Norway’s coastal industries are outward-looking and have always been intimately connected to the development of international markets. One had to adjust to rapid changes resulting from wartime blockades, international recession, changes in customs policy, introduction of new, competing products, and not least the declining demand, even in good times, for well-established products in the traditional markets. The fishing industry contains several examples of such adjustments.

The gradual change in the processing of skrei-cod from stockfish (dried fish) to klipfish (split, dried, and salted fish) in the three centuries after 1700 occurred in response to the competition from the salt fish and klipfish that came from the large new cod fisheries off Newfoundland. By the mid 19th century klipfish had become a far more significant product for the fishing industry than stockfish, which also gradually had to find new markets in Italy and Africa. This change led to the northern parts of Western Norway assuming a greater role in the processing and export of fish than earlier and was crucial for the growth of the towns of Kristiansund and Ålesund.

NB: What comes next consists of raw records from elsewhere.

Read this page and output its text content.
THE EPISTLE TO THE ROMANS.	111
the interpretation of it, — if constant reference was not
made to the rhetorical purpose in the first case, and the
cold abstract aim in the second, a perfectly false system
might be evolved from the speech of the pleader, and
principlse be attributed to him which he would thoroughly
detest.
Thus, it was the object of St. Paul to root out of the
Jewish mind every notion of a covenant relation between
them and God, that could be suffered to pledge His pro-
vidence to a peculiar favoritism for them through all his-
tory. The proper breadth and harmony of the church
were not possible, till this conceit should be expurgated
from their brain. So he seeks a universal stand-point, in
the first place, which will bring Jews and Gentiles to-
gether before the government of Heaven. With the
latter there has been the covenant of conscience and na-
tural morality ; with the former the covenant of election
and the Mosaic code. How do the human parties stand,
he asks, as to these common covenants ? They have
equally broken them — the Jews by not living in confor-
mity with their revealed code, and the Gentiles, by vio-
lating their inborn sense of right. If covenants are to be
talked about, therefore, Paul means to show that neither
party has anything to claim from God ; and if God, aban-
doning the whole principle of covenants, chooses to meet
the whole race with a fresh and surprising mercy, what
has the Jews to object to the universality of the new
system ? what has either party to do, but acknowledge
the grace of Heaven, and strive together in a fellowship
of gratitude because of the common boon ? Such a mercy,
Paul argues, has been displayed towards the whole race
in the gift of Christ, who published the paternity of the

From the 1950s both klipfish and stockfish had to compete for their raw fish against a completely new product: frozen fish. The development of integrated freezer facilities (freezer trucks or vans, refrigerated display counters, and home fridges) in western industrialized countries encouraged an emphasis on the fish filleting industry in the post-war reconstruction of northern Norway. Freezing fish solved the problem that the lucrative markets for fresh fish were far away.

The change-over also strengthened again the position of northern Norway in the processing stage. In the past few decades an increasing number of quality-conscious and fastidious customers, who also make new demands regarding the methods of catching and processing, has sprung up. Stockfish and klipfish probably have a bright future ahead of them as “slowfood” products with a long cultural history.